Вадик так размахивал руками, что стал походить на мельницу. Его увлекла роль беспристрастного судьи, отдающего должное гениям и умеющего не упускать из виду скромные таланты.
— Четыре месяца вы работаете у нас, Женя, но так мало интересуетесь окружающими вас! — продолжал ораторствовать Вадик.— Если бы кто-то другой, а не Сергей Антонович, достиг такого же мастерства, о нем знал бы весь город. А о скромных людях всегда думают как о лишенных дарования.
Остыл он так же внезапно, как и разошелся,— вдруг, потупившись, спрятал руки за спину.
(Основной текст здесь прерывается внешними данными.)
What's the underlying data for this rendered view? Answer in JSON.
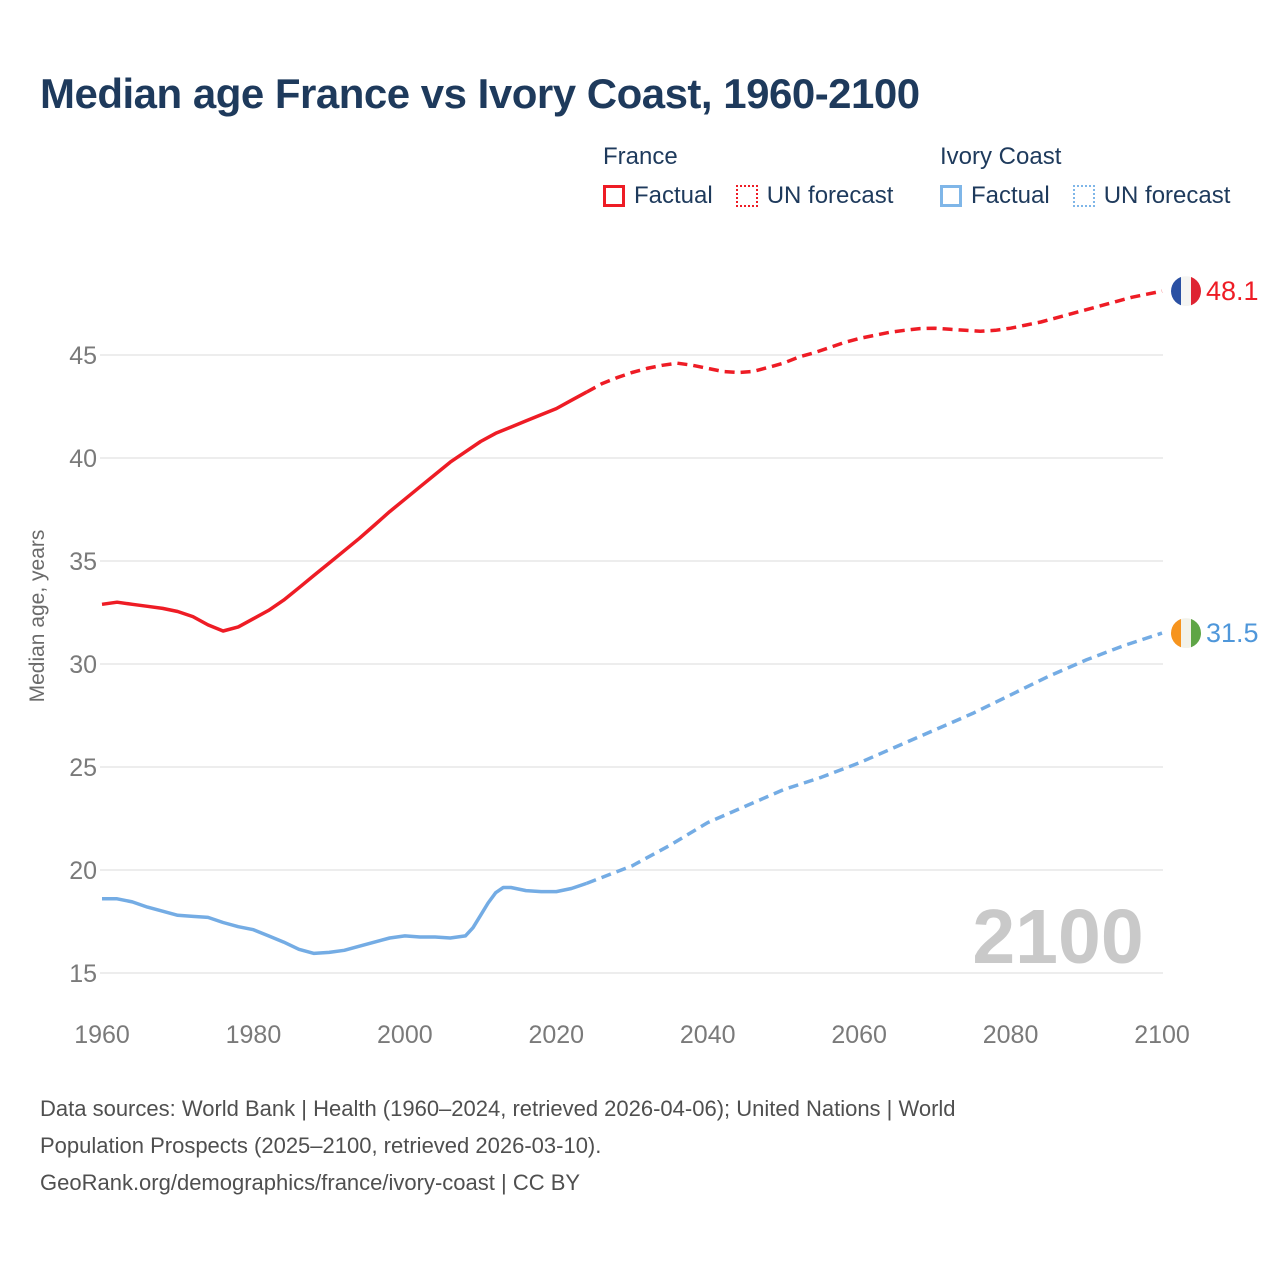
{
  "title": "Median age France vs Ivory Coast, 1960-2100",
  "legend": {
    "groups": [
      {
        "label": "France",
        "color": "#ee1c25",
        "items": [
          {
            "label": "Factual",
            "style": "solid"
          },
          {
            "label": "UN forecast",
            "style": "dotted"
          }
        ]
      },
      {
        "label": "Ivory Coast",
        "color": "#7fb6e8",
        "items": [
          {
            "label": "Factual",
            "style": "solid"
          },
          {
            "label": "UN forecast",
            "style": "dotted"
          }
        ]
      }
    ]
  },
  "watermark": "2100",
  "end_labels": {
    "france": {
      "value": "48.1",
      "text_color": "#ee1c25",
      "flag_stripes": [
        "#2a50a3",
        "#f5f5f3",
        "#de2432"
      ]
    },
    "ivory_coast": {
      "value": "31.5",
      "text_color": "#4f97da",
      "flag_stripes": [
        "#f6941e",
        "#f2f2ea",
        "#5fa546"
      ]
    }
  },
  "footer": {
    "lines": [
      "Data sources: World Bank | Health (1960–2024, retrieved 2026-04-06); United Nations | World",
      "Population Prospects (2025–2100, retrieved 2026-03-10).",
      "GeoRank.org/demographics/france/ivory-coast | CC BY"
    ]
  },
  "chart_data": {
    "type": "line",
    "title": "Median age France vs Ivory Coast, 1960-2100",
    "xlabel": "",
    "ylabel": "Median age, years",
    "xlim": [
      1960,
      2100
    ],
    "ylim": [
      14.5,
      48.6
    ],
    "x_ticks": [
      1960,
      1980,
      2000,
      2020,
      2040,
      2060,
      2080,
      2100
    ],
    "y_ticks": [
      15,
      20,
      25,
      30,
      35,
      40,
      45
    ],
    "grid": "horizontal",
    "legend_position": "top-right",
    "colors": {
      "france": "#ee1c25",
      "ivory_coast": "#74ace4",
      "grid": "#e7e7e7",
      "axis_text": "#7a7a7a",
      "watermark": "#c9c9c9"
    },
    "series": [
      {
        "name": "France Factual",
        "style": "solid",
        "color": "#ee1c25",
        "points": [
          [
            1960,
            32.9
          ],
          [
            1962,
            33.0
          ],
          [
            1964,
            32.9
          ],
          [
            1966,
            32.8
          ],
          [
            1968,
            32.7
          ],
          [
            1970,
            32.55
          ],
          [
            1972,
            32.3
          ],
          [
            1974,
            31.9
          ],
          [
            1976,
            31.6
          ],
          [
            1978,
            31.8
          ],
          [
            1980,
            32.2
          ],
          [
            1982,
            32.6
          ],
          [
            1984,
            33.1
          ],
          [
            1986,
            33.7
          ],
          [
            1988,
            34.3
          ],
          [
            1990,
            34.9
          ],
          [
            1992,
            35.5
          ],
          [
            1994,
            36.1
          ],
          [
            1996,
            36.75
          ],
          [
            1998,
            37.4
          ],
          [
            2000,
            38.0
          ],
          [
            2002,
            38.6
          ],
          [
            2004,
            39.2
          ],
          [
            2006,
            39.8
          ],
          [
            2008,
            40.3
          ],
          [
            2010,
            40.8
          ],
          [
            2012,
            41.2
          ],
          [
            2014,
            41.5
          ],
          [
            2016,
            41.8
          ],
          [
            2018,
            42.1
          ],
          [
            2020,
            42.4
          ],
          [
            2022,
            42.8
          ],
          [
            2024,
            43.2
          ]
        ]
      },
      {
        "name": "France UN forecast",
        "style": "dashed",
        "color": "#ee1c25",
        "points": [
          [
            2024,
            43.2
          ],
          [
            2026,
            43.6
          ],
          [
            2028,
            43.9
          ],
          [
            2030,
            44.15
          ],
          [
            2032,
            44.35
          ],
          [
            2034,
            44.5
          ],
          [
            2036,
            44.6
          ],
          [
            2038,
            44.5
          ],
          [
            2040,
            44.35
          ],
          [
            2042,
            44.2
          ],
          [
            2044,
            44.15
          ],
          [
            2046,
            44.2
          ],
          [
            2048,
            44.4
          ],
          [
            2050,
            44.6
          ],
          [
            2052,
            44.9
          ],
          [
            2054,
            45.1
          ],
          [
            2056,
            45.35
          ],
          [
            2058,
            45.6
          ],
          [
            2060,
            45.8
          ],
          [
            2062,
            45.95
          ],
          [
            2064,
            46.1
          ],
          [
            2066,
            46.2
          ],
          [
            2068,
            46.28
          ],
          [
            2070,
            46.3
          ],
          [
            2072,
            46.25
          ],
          [
            2074,
            46.2
          ],
          [
            2076,
            46.15
          ],
          [
            2078,
            46.2
          ],
          [
            2080,
            46.3
          ],
          [
            2082,
            46.45
          ],
          [
            2084,
            46.6
          ],
          [
            2086,
            46.8
          ],
          [
            2088,
            47.0
          ],
          [
            2090,
            47.2
          ],
          [
            2092,
            47.4
          ],
          [
            2094,
            47.6
          ],
          [
            2096,
            47.8
          ],
          [
            2098,
            47.95
          ],
          [
            2100,
            48.1
          ]
        ]
      },
      {
        "name": "Ivory Coast Factual",
        "style": "solid",
        "color": "#74ace4",
        "points": [
          [
            1960,
            18.6
          ],
          [
            1962,
            18.6
          ],
          [
            1964,
            18.45
          ],
          [
            1966,
            18.2
          ],
          [
            1968,
            18.0
          ],
          [
            1970,
            17.8
          ],
          [
            1972,
            17.75
          ],
          [
            1974,
            17.7
          ],
          [
            1976,
            17.45
          ],
          [
            1978,
            17.25
          ],
          [
            1980,
            17.1
          ],
          [
            1982,
            16.8
          ],
          [
            1984,
            16.5
          ],
          [
            1986,
            16.15
          ],
          [
            1988,
            15.95
          ],
          [
            1990,
            16.0
          ],
          [
            1992,
            16.1
          ],
          [
            1994,
            16.3
          ],
          [
            1996,
            16.5
          ],
          [
            1998,
            16.7
          ],
          [
            2000,
            16.8
          ],
          [
            2002,
            16.75
          ],
          [
            2004,
            16.75
          ],
          [
            2006,
            16.7
          ],
          [
            2008,
            16.8
          ],
          [
            2009,
            17.2
          ],
          [
            2010,
            17.8
          ],
          [
            2011,
            18.4
          ],
          [
            2012,
            18.9
          ],
          [
            2013,
            19.15
          ],
          [
            2014,
            19.15
          ],
          [
            2016,
            19.0
          ],
          [
            2018,
            18.95
          ],
          [
            2020,
            18.95
          ],
          [
            2022,
            19.1
          ],
          [
            2024,
            19.35
          ]
        ]
      },
      {
        "name": "Ivory Coast UN forecast",
        "style": "dashed",
        "color": "#74ace4",
        "points": [
          [
            2024,
            19.35
          ],
          [
            2030,
            20.2
          ],
          [
            2035,
            21.2
          ],
          [
            2040,
            22.3
          ],
          [
            2045,
            23.1
          ],
          [
            2050,
            23.9
          ],
          [
            2055,
            24.5
          ],
          [
            2060,
            25.2
          ],
          [
            2065,
            26.0
          ],
          [
            2070,
            26.8
          ],
          [
            2075,
            27.6
          ],
          [
            2080,
            28.5
          ],
          [
            2085,
            29.4
          ],
          [
            2090,
            30.2
          ],
          [
            2095,
            30.9
          ],
          [
            2100,
            31.5
          ]
        ]
      }
    ],
    "end_annotations": [
      {
        "series": "France",
        "year": 2100,
        "value": 48.1,
        "label": "48.1",
        "marker": "france-flag-circle"
      },
      {
        "series": "Ivory Coast",
        "year": 2100,
        "value": 31.5,
        "label": "31.5",
        "marker": "ivory-coast-flag-circle"
      }
    ]
  }
}
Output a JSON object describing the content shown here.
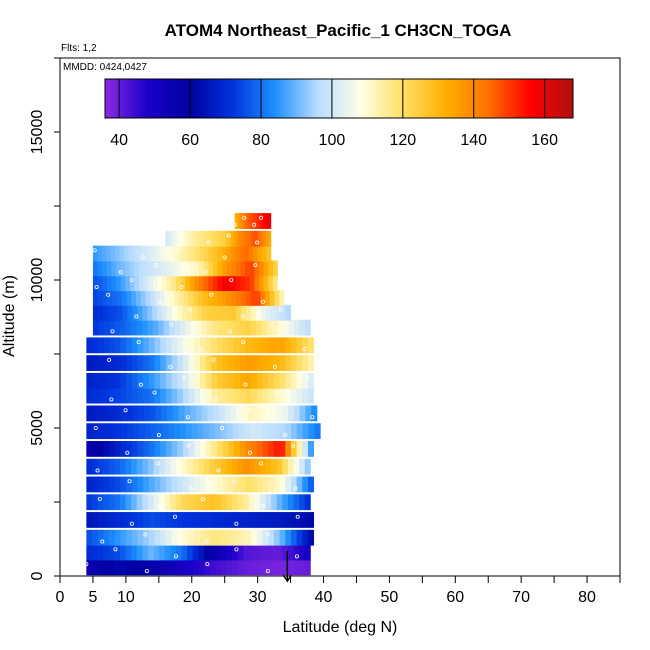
{
  "chart_data": {
    "type": "heatmap",
    "title": "ATOM4 Northeast_Pacific_1 CH3CN_TOGA",
    "annotations": [
      "Flts: 1,2",
      "MMDD: 0424,0427"
    ],
    "xlabel": "Latitude (deg N)",
    "ylabel": "Altitude (m)",
    "xlim": [
      0,
      85
    ],
    "ylim": [
      0,
      17500
    ],
    "x_ticks": [
      0,
      5,
      10,
      20,
      30,
      40,
      50,
      60,
      70,
      80
    ],
    "y_ticks": [
      0,
      5000,
      10000,
      15000
    ],
    "grid": false,
    "colorbar": {
      "range": [
        36,
        168
      ],
      "ticks": [
        40,
        60,
        80,
        100,
        120,
        140,
        160
      ],
      "placement": "top-inside",
      "colors": [
        "#8a2be2",
        "#1a00c8",
        "#0000a0",
        "#0033dd",
        "#1e90ff",
        "#b9dcff",
        "#ffffe6",
        "#ffe066",
        "#ffb000",
        "#ff7000",
        "#ff0000",
        "#b01010"
      ]
    },
    "layers": [
      {
        "alt": 300,
        "lat": [
          4.0,
          38.0
        ],
        "values": [
          55,
          62,
          58,
          50,
          44,
          40,
          38,
          40
        ]
      },
      {
        "alt": 800,
        "lat": [
          4.0,
          38.0
        ],
        "values": [
          70,
          75,
          90,
          80,
          55,
          42,
          40,
          50
        ]
      },
      {
        "alt": 1300,
        "lat": [
          4.0,
          38.5
        ],
        "values": [
          75,
          85,
          95,
          110,
          118,
          112,
          90,
          60
        ]
      },
      {
        "alt": 1900,
        "lat": [
          4.0,
          38.5
        ],
        "values": [
          65,
          70,
          75,
          72,
          70,
          68,
          66,
          62
        ]
      },
      {
        "alt": 2500,
        "lat": [
          4.0,
          38.0
        ],
        "values": [
          72,
          80,
          100,
          122,
          128,
          115,
          90,
          70
        ]
      },
      {
        "alt": 3100,
        "lat": [
          4.0,
          38.5
        ],
        "values": [
          68,
          75,
          88,
          100,
          110,
          120,
          110,
          75
        ]
      },
      {
        "alt": 3700,
        "lat": [
          4.0,
          38.0
        ],
        "values": [
          70,
          78,
          92,
          110,
          125,
          138,
          128,
          90
        ]
      },
      {
        "alt": 4300,
        "lat": [
          4.0,
          38.5
        ],
        "values": [
          55,
          68,
          80,
          95,
          118,
          140,
          155,
          80
        ]
      },
      {
        "alt": 4900,
        "lat": [
          4.0,
          39.5
        ],
        "values": [
          68,
          72,
          78,
          85,
          92,
          100,
          95,
          80
        ]
      },
      {
        "alt": 5500,
        "lat": [
          4.0,
          39.0
        ],
        "values": [
          66,
          70,
          76,
          88,
          98,
          112,
          105,
          82
        ]
      },
      {
        "alt": 6100,
        "lat": [
          4.0,
          38.5
        ],
        "values": [
          70,
          74,
          80,
          95,
          115,
          122,
          110,
          98
        ]
      },
      {
        "alt": 6600,
        "lat": [
          4.0,
          38.5
        ],
        "values": [
          68,
          72,
          85,
          100,
          125,
          134,
          120,
          100
        ]
      },
      {
        "alt": 7200,
        "lat": [
          4.0,
          38.5
        ],
        "values": [
          66,
          70,
          80,
          100,
          128,
          136,
          130,
          112
        ]
      },
      {
        "alt": 7800,
        "lat": [
          4.0,
          38.5
        ],
        "values": [
          70,
          76,
          90,
          106,
          120,
          130,
          135,
          118
        ]
      },
      {
        "alt": 8400,
        "lat": [
          5.0,
          38.0
        ],
        "values": [
          72,
          78,
          88,
          104,
          118,
          124,
          110,
          96
        ]
      },
      {
        "alt": 8900,
        "lat": [
          5.0,
          35.0
        ],
        "values": [
          70,
          76,
          92,
          110,
          124,
          126,
          105,
          95
        ]
      },
      {
        "alt": 9400,
        "lat": [
          5.0,
          34.0
        ],
        "values": [
          74,
          80,
          95,
          112,
          128,
          138,
          150,
          110
        ]
      },
      {
        "alt": 9900,
        "lat": [
          5.0,
          33.0
        ],
        "values": [
          75,
          85,
          100,
          115,
          140,
          158,
          150,
          115
        ]
      },
      {
        "alt": 10400,
        "lat": [
          5.0,
          33.0
        ],
        "values": [
          80,
          90,
          98,
          104,
          112,
          136,
          150,
          122
        ]
      },
      {
        "alt": 10900,
        "lat": [
          5.0,
          32.0
        ],
        "values": [
          85,
          92,
          100,
          108,
          118,
          130,
          145,
          126
        ]
      },
      {
        "alt": 11400,
        "lat": [
          16.0,
          32.0
        ],
        "values": [
          100,
          108,
          115,
          120,
          125,
          140,
          148,
          132
        ]
      },
      {
        "alt": 12000,
        "lat": [
          26.5,
          32.0
        ],
        "values": [
          130,
          145,
          152,
          160
        ]
      }
    ],
    "markers": [
      {
        "type": "arrow-down",
        "lat": 34.5,
        "alt": 300
      }
    ]
  }
}
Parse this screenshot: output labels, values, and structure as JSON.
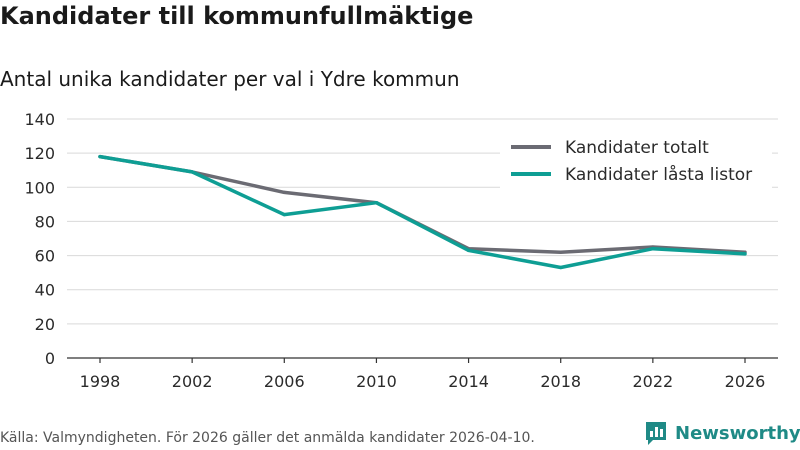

— Извините, я хотел совсем о другом... Через две недели Марина Эрастовна уже будет ходить. Через три выпишется отсюда. А через месяц...— Вадик перевел взгляд с пола на потолок.— Почему бы нам не сходить через месяц в театр?
Вот в чем дело...
Но кое-что в его словах заинтересовало Женю.
— Вы уверены, что Мария Степановна не разыскивает вас? — спросила Женя.
— Она знает, где я.
— Почему вы стоите? — И Женя показала на второй стул возле столика. А когда Ковалишин уселся, она спросила:— Кто же ранил Хорунжую?
Вадик снова прочистил горло. Затем положил на столик свои кулаки (они у него внушительных размеров), и голос его переполнился негодованием:
— А об этом следует спросить милицию. Так не уберечь талантливую артистку! Какой позор для всех нас!